Financial technology startups catering to the requirements of enterprises are increasingly grabbing investor attention. Multiple companies have managed to snap large-sized investments in the business-to-business financial services space over the last two years and few are looking to raise fresh rounds in the current financial year.
While lending to the MSME sector had gained traction with online credit startups being funded in a big way over the last year or so, now companies in treasury management, supply chain, corporate pay roll are also scaling up fast as they come on the investor radar. This comes at a time when the NBFC crisis has hit the online lending firms, as ET has reported earlier, and digital payments platforms continue to burn cash with no clear path to profitability.

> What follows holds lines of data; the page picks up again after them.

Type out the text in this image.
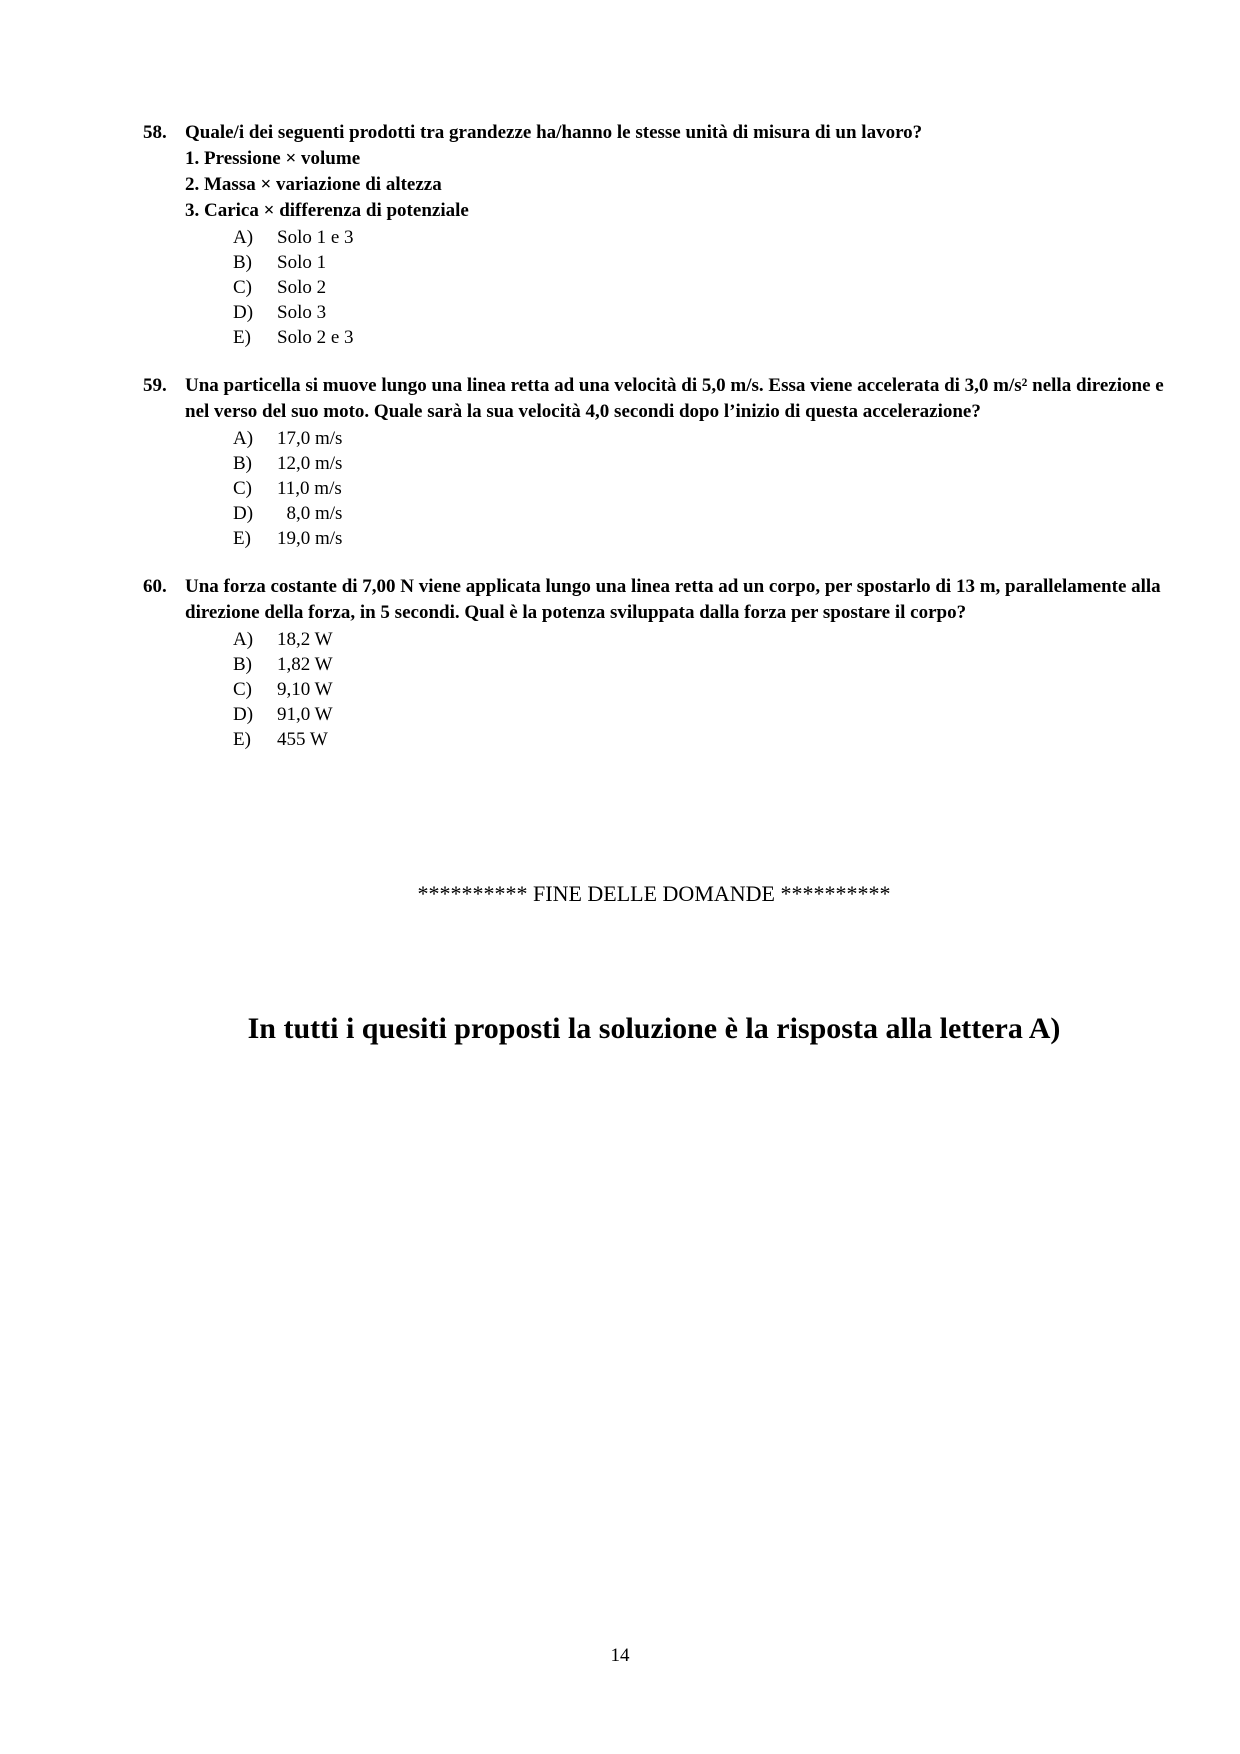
58. Quale/i dei seguenti prodotti tra grandezze ha/hanno le stesse unità di misura di un lavoro?
1. Pressione × volume
2. Massa × variazione di altezza
3. Carica × differenza di potenziale
A)	Solo 1 e 3
B)	Solo 1
C)	Solo 2
D)	Solo 3
E)	Solo 2 e 3
59. Una particella si muove lungo una linea retta ad una velocità di 5,0 m/s. Essa viene accelerata di 3,0 m/s² nella direzione e nel verso del suo moto. Quale sarà la sua velocità 4,0 secondi dopo l’inizio di questa accelerazione?
A)	17,0 m/s
B)	12,0 m/s
C)	11,0 m/s
D)	 8,0 m/s
E)	19,0 m/s
60. Una forza costante di 7,00 N viene applicata lungo una linea retta ad un corpo, per spostarlo di 13 m, parallelamente alla direzione della forza, in 5 secondi. Qual è la potenza sviluppata dalla forza per spostare il corpo?
A)	18,2 W
B)	1,82 W
C)	9,10 W
D)	91,0 W
E)	455 W
********** FINE DELLE DOMANDE **********
In tutti i quesiti proposti la soluzione è la risposta alla lettera A)
14
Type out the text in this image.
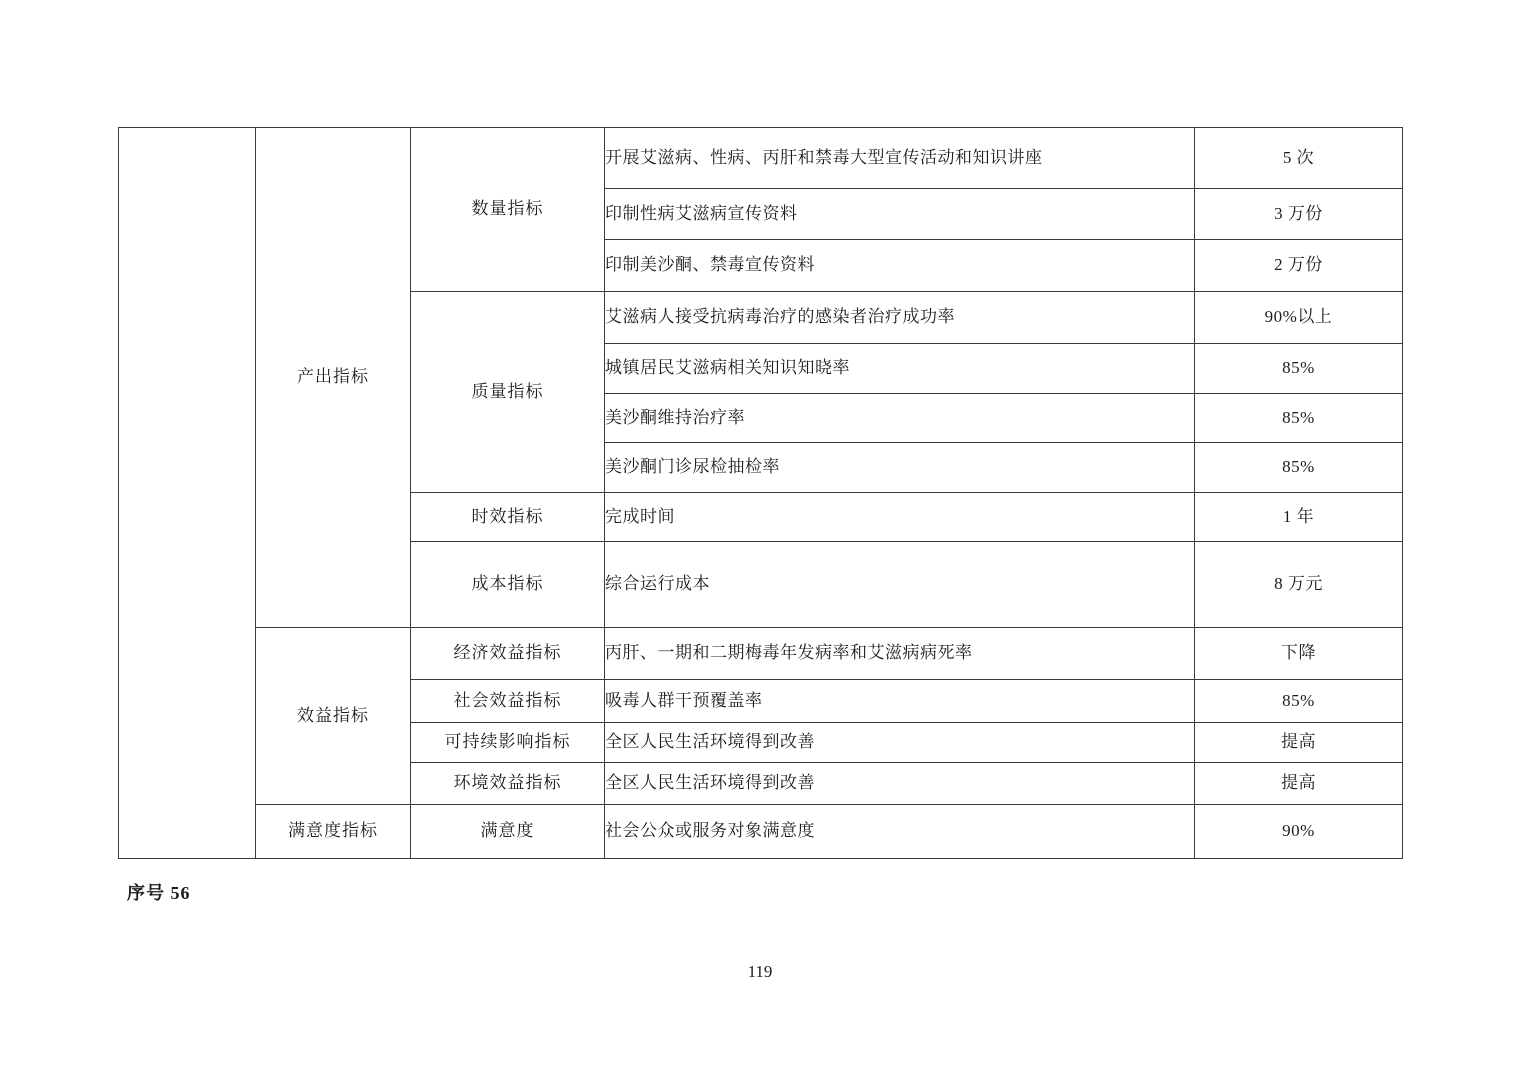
	产出指标	数量指标	开展艾滋病、性病、丙肝和禁毒大型宣传活动和知识讲座	5 次
			印制性病艾滋病宣传资料	3 万份
			印制美沙酮、禁毒宣传资料	2 万份
		质量指标	艾滋病人接受抗病毒治疗的感染者治疗成功率	90%以上
			城镇居民艾滋病相关知识知晓率	85%
			美沙酮维持治疗率	85%
			美沙酮门诊尿检抽检率	85%
		时效指标	完成时间	1 年
		成本指标	综合运行成本	8 万元
	效益指标	经济效益指标	丙肝、一期和二期梅毒年发病率和艾滋病病死率	下降
		社会效益指标	吸毒人群干预覆盖率	85%
		可持续影响指标	全区人民生活环境得到改善	提高
		环境效益指标	全区人民生活环境得到改善	提高
	满意度指标	满意度	社会公众或服务对象满意度	90%
序号 56
119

“Within the B2B space, fintech is transforming into a lucrative area for the investors community and Indian startups are attracting global funds,” said CM Grover, founder, IBSFintech which offers a treasury and risk management software for corporates like Maruti Suzuki, HCL Corporation Group, Snapdeal, among others. These startups typically take longer to scale, cater to niche business requirements and do not grow exponentially.
On the positive side, they usually develop a strong technology platform, have capacities to scale globally at a faster clip and can turn profitable with minimal amount of funding compared to consumer startups, experts tracking the sector said.
Investors are increasingly looking at getting the fundamental metrics right like profitability, unit level of economics, customer acquisition cost, and are only then willing to pump capital.“ Venture capitalists and other investors are focussed on the rate of addition of new businesses, revenue growth from existing clients and their stickiness,” said Vinay Bagri, chief executive officer, Niyo Solutions which provides digital banking for employees of small enterprises.
“Their interest is driven by multiple factors, companies here tend to be more capital efficient, can reach unit economics profitability much faster than B2C companies, said Nilesh Thorve, chief executive officer, Dealbank which helps startups raise funds from family offices.
Sumir Verma, managing director of Merisis Advisors an investment bank, said that many of these enterprises are trying to solve structural problems and if they succeed they will create entry barriers for others. “We are seeing many more deals in this area now. The increase is mirroring the evolution of the ecosystem ,” he said.
The biggest challenge for startups is to convince investors of the business model. Grover from IBSFintech said in their endeavours to raise funds they have been evaluated multiple times on volume metrics typical of consumer internet companies, which is not the right one.“We do not have set paramteres to be evaluated unlike the consumer-facing companies,” said Ramaswamy Iyer, chief executive officer, Vayana Network which works in the supply chain financing business.
With a large chunk of small businesses still offline, internet companies still acquire customers through an agent network.“ India still needs feet-on-the-street model for acquisition of corporate clients. Cost wise it may work out but in developed economies this won’t be feasible,” said Anshul Rai, chief executive officer of expense management startup for businesses Happay. “Investors do not find these businesses attractive always but interest is growing.”
According to data sourced from business intelligence platform Tracxn, around $364 million have been pumped into the B2B fintech space through more than 80 equity rounds. Last year the number of deals stood at 76 and the amount pumped in was $345 million.